How my heart throbbed with the thought of that old silent struggle! How
much it explained; how near it brought all these people around him! It
made him so human. It is the tragic necessity (but the salvation) of
many a man that he should come finally to an irretrievable experience,
to the assurance that everything is lost. For with that moment, if he be
strong, he is saved. I wonder if anyone ever attains real human sympathy
who has not passed through the fire of some such experience. Or to
humour either! For in the best laughter do we not hear constantly that
deep minor note which speaks of the ache in the human heart? It seems to
me I can understand Doctor North!

He died Friday morning. He had been lying very quiet all night;
suddenly he opened his eyes and said to his sister: "Good-bye, Kate,"
and shut them again. That was all. The last call had come and he was
ready for it. I looked at his face after death. I saw the iron lines of
that old struggle in his mouth and chin; and the humour that it brought
him in the lines around his deep-set eyes.

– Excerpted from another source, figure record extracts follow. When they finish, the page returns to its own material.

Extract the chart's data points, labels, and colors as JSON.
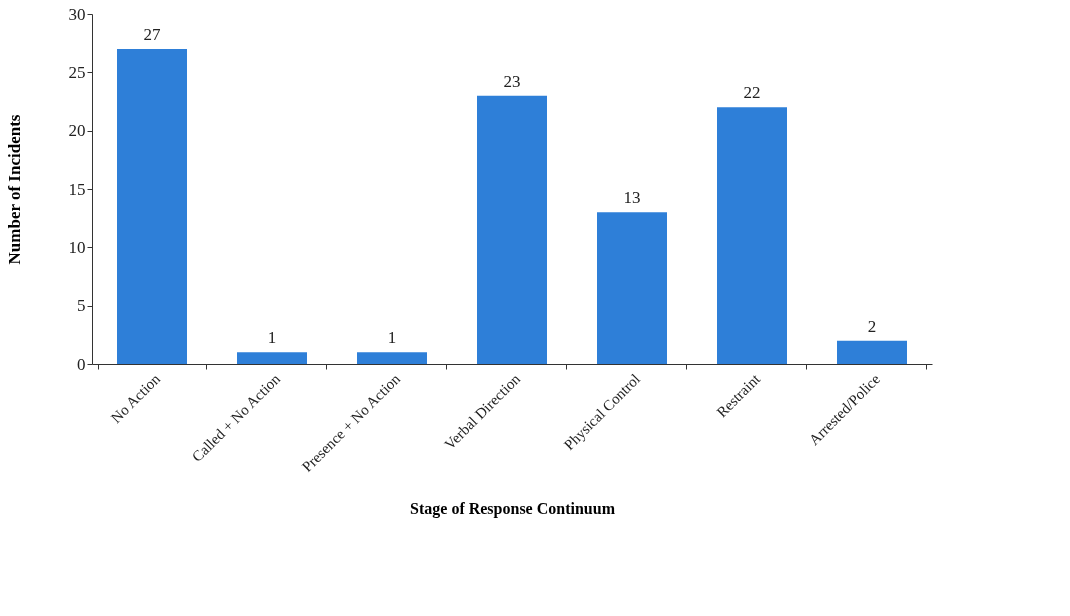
{
  "chart_data": {
    "type": "bar",
    "xlabel": "Stage of Response Continuum",
    "ylabel": "Number of Incidents",
    "categories": [
      "No Action",
      "Called + No Action",
      "Presence + No Action",
      "Verbal Direction",
      "Physical Control",
      "Restraint",
      "Arrested/Police"
    ],
    "values": [
      27,
      1,
      1,
      23,
      13,
      22,
      2
    ],
    "color": "#2e7fd8",
    "ylim": [
      0,
      30
    ],
    "yticks": [
      0,
      5,
      10,
      15,
      20,
      25,
      30
    ],
    "grid": false,
    "data_labels": true
  }
}
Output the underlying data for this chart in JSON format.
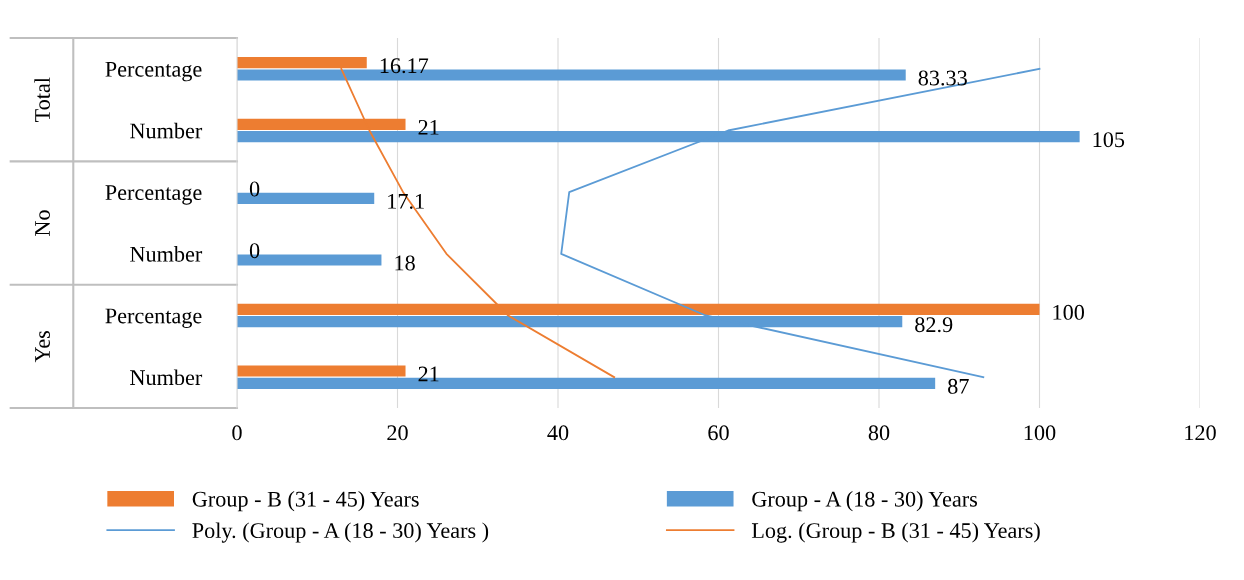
{
  "chart_data": {
    "type": "bar",
    "orientation": "horizontal",
    "categories": [
      "Percentage",
      "Number",
      "Percentage",
      "Number",
      "Percentage",
      "Number"
    ],
    "annotations": [
      "Total",
      "No",
      "Yes"
    ],
    "series": [
      {
        "name": "Group - B (31 - 45) Years",
        "color": "#ed7d31",
        "values": [
          16.17,
          21,
          0,
          0,
          100,
          21
        ],
        "value_labels": [
          "16.17",
          "21",
          "0",
          "0",
          "100",
          "21"
        ]
      },
      {
        "name": "Group - A (18 - 30) Years",
        "color": "#5b9bd5",
        "values": [
          83.33,
          105,
          17.1,
          18,
          82.9,
          87
        ],
        "value_labels": [
          "83.33",
          "105",
          "17.1",
          "18",
          "82.9",
          "87"
        ]
      },
      {
        "name": "Poly. (Group - A (18 - 30) Years )",
        "type": "line",
        "color": "#5b9bd5",
        "values": [
          100,
          61.2,
          41.4,
          40.4,
          58.4,
          93
        ]
      },
      {
        "name": "Log. (Group - B (31 - 45) Years)",
        "type": "line",
        "color": "#ed7d31",
        "values": [
          13,
          16.5,
          20.7,
          26.1,
          33.8,
          47
        ]
      }
    ],
    "xlim": [
      0,
      120
    ],
    "xticks": [
      0,
      20,
      40,
      60,
      80,
      100,
      120
    ],
    "grid": "x",
    "legend": "bottom",
    "marker": "none",
    "line_style": "solid"
  }
}
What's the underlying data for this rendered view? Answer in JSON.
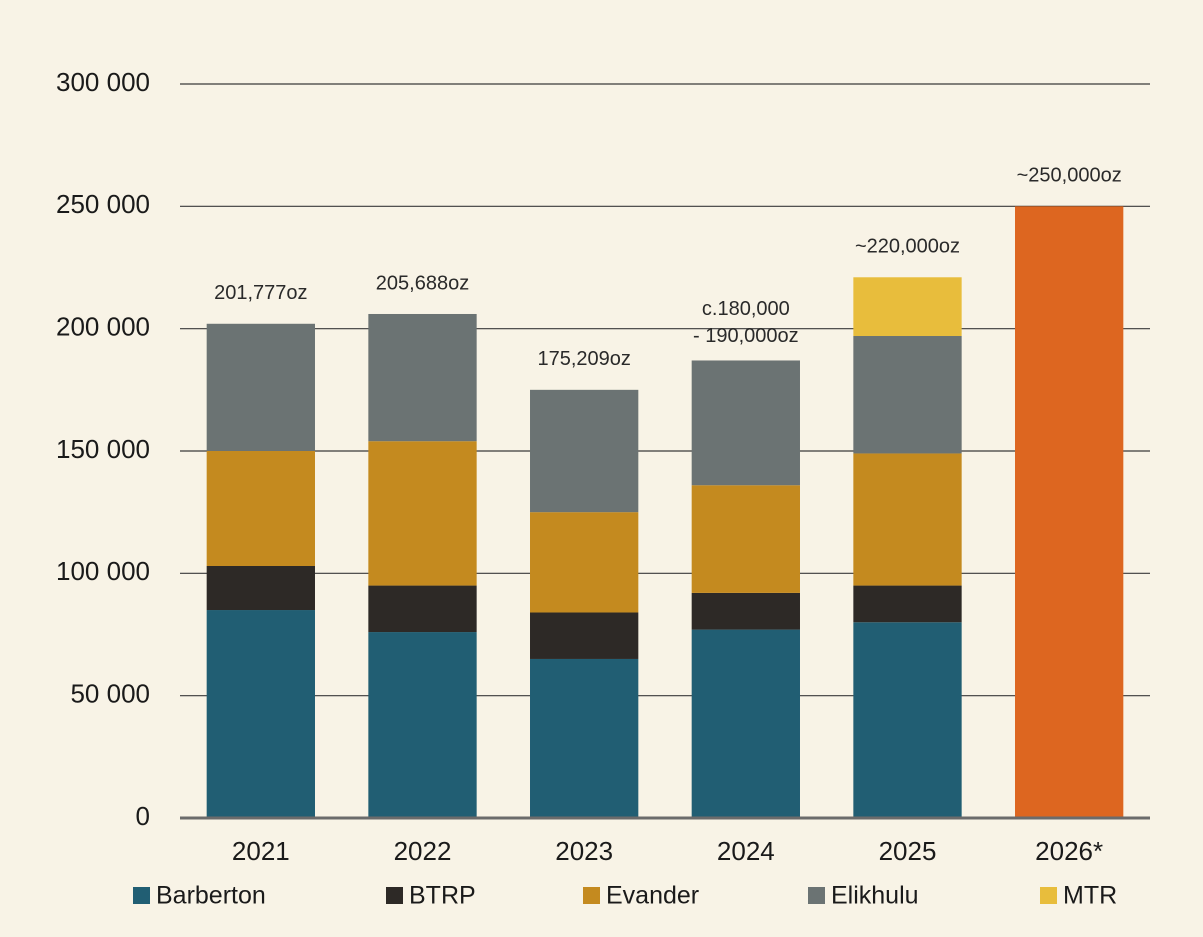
{
  "chart_data": {
    "type": "stacked_bar",
    "categories": [
      "2021",
      "2022",
      "2023",
      "2024",
      "2025",
      "2026*"
    ],
    "series": [
      {
        "name": "Barberton",
        "color": "#215e73",
        "values": [
          85000,
          76000,
          65000,
          77000,
          80000,
          null
        ]
      },
      {
        "name": "BTRP",
        "color": "#2d2926",
        "values": [
          18000,
          19000,
          19000,
          15000,
          15000,
          null
        ]
      },
      {
        "name": "Evander",
        "color": "#c48a1f",
        "values": [
          47000,
          59000,
          41000,
          44000,
          54000,
          null
        ]
      },
      {
        "name": "Elikhulu",
        "color": "#6b7373",
        "values": [
          52000,
          52000,
          50000,
          51000,
          48000,
          null
        ]
      },
      {
        "name": "MTR",
        "color": "#e8bd3c",
        "values": [
          null,
          null,
          null,
          null,
          24000,
          null
        ]
      },
      {
        "color": "#dd6620",
        "values": [
          null,
          null,
          null,
          null,
          null,
          250000
        ]
      }
    ],
    "annotations": [
      [
        "201,777oz"
      ],
      [
        "205,688oz"
      ],
      [
        "175,209oz"
      ],
      [
        "c.180,000",
        "- 190,000oz"
      ],
      [
        "~220,000oz"
      ],
      [
        "~250,000oz"
      ]
    ],
    "ylim": [
      0,
      300000
    ],
    "yticks": [
      0,
      {
        "value": 50000,
        "label": "50 000"
      },
      {
        "value": 100000,
        "label": "100 000"
      },
      {
        "value": 150000,
        "label": "150 000"
      },
      {
        "value": 200000,
        "label": "200 000"
      },
      {
        "value": 250000,
        "label": "250 000"
      },
      {
        "value": 300000,
        "label": "300 000"
      }
    ],
    "grid": true
  }
}
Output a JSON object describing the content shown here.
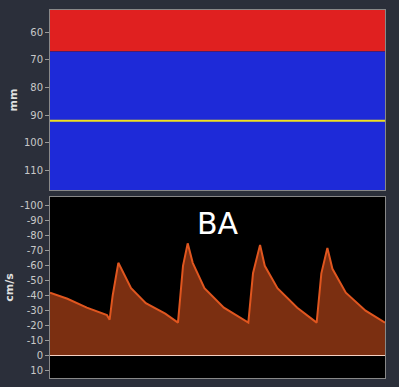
{
  "chart_data": [
    {
      "type": "bands",
      "ylabel": "mm",
      "xlim": [
        0,
        100
      ],
      "ylim": [
        117,
        52
      ],
      "yticks": [
        60,
        70,
        80,
        90,
        100,
        110
      ],
      "tick_labels": "y",
      "bands": [
        {
          "from": 52,
          "to": 67,
          "color": "#e02020"
        },
        {
          "from": 67,
          "to": 117,
          "color": "#1e2ad8"
        }
      ],
      "gate": {
        "value": 92,
        "color": "#f0e020"
      }
    },
    {
      "type": "area",
      "title": "BA",
      "ylabel": "cm/s",
      "xlim": [
        0,
        100
      ],
      "ylim": [
        15,
        -106
      ],
      "yticks": [
        -100,
        -90,
        -80,
        -70,
        -60,
        -50,
        -40,
        -30,
        -20,
        -10,
        0,
        10
      ],
      "tick_labels": "y",
      "color": "#e0561f",
      "x": [
        0,
        5.2,
        11,
        17,
        17.8,
        18.7,
        20.4,
        21.3,
        24.2,
        28.6,
        34.4,
        38.2,
        39.7,
        41.1,
        42.6,
        46.1,
        51.9,
        59.2,
        60.6,
        62.7,
        64.1,
        67.9,
        73.8,
        79.6,
        81,
        82.8,
        84.3,
        88.3,
        94.2,
        100
      ],
      "values": [
        -42,
        -38,
        -32,
        -27,
        -24,
        -40,
        -62,
        -58,
        -45,
        -35,
        -28,
        -22,
        -60,
        -75,
        -62,
        -45,
        -32,
        -22,
        -55,
        -74,
        -60,
        -45,
        -32,
        -22,
        -55,
        -72,
        -58,
        -42,
        -30,
        -22
      ]
    }
  ]
}
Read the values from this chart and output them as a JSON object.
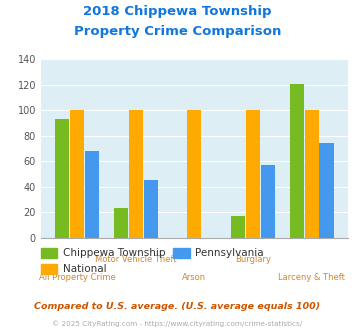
{
  "title_line1": "2018 Chippewa Township",
  "title_line2": "Property Crime Comparison",
  "categories": [
    "All Property Crime",
    "Motor Vehicle Theft",
    "Arson",
    "Burglary",
    "Larceny & Theft"
  ],
  "chippewa": [
    93,
    23,
    0,
    17,
    121
  ],
  "national": [
    100,
    100,
    100,
    100,
    100
  ],
  "pennsylvania": [
    68,
    45,
    0,
    57,
    74
  ],
  "color_chippewa": "#77bb22",
  "color_national": "#ffaa00",
  "color_pennsylvania": "#4499ee",
  "bg_plot": "#ddeef5",
  "bg_fig": "#ffffff",
  "title_color": "#1177dd",
  "label_color": "#cc8833",
  "ylabel_max": 140,
  "yticks": [
    0,
    20,
    40,
    60,
    80,
    100,
    120,
    140
  ],
  "footnote1": "Compared to U.S. average. (U.S. average equals 100)",
  "footnote2": "© 2025 CityRating.com - https://www.cityrating.com/crime-statistics/",
  "footnote1_color": "#cc5500",
  "footnote2_color": "#aaaaaa",
  "x_label_row1": [
    "Motor Vehicle Theft",
    "Burglary"
  ],
  "x_label_row2": [
    "All Property Crime",
    "Arson",
    "Larceny & Theft"
  ]
}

----And as I think of him this afternoon, I can see him--curiously, for
I can hardly explain it--carrying a banner as in battle right here among
our quiet hills. And those he leads seem to be the people we know, the
men, and the women, and the boys! He is the hero of a new age. In olden
days he might have been a pioneer, carrying the light of civilisation to
a new land; here he has been a sort of moral pioneer--a pioneering far
more difficult than any we have ever known. There are no heroics
connected with it, the name of the pioneer will not go ringing down the
ages; for it is a silent leadership and its success is measured by
victories in other lives. We see it now, only too dimly, when he is
gone. We reflect sadly that we did not stop to thank him. How busy we
were with our own affairs when he was among us! I wonder is there
anyone here to take up the banner he has laid down!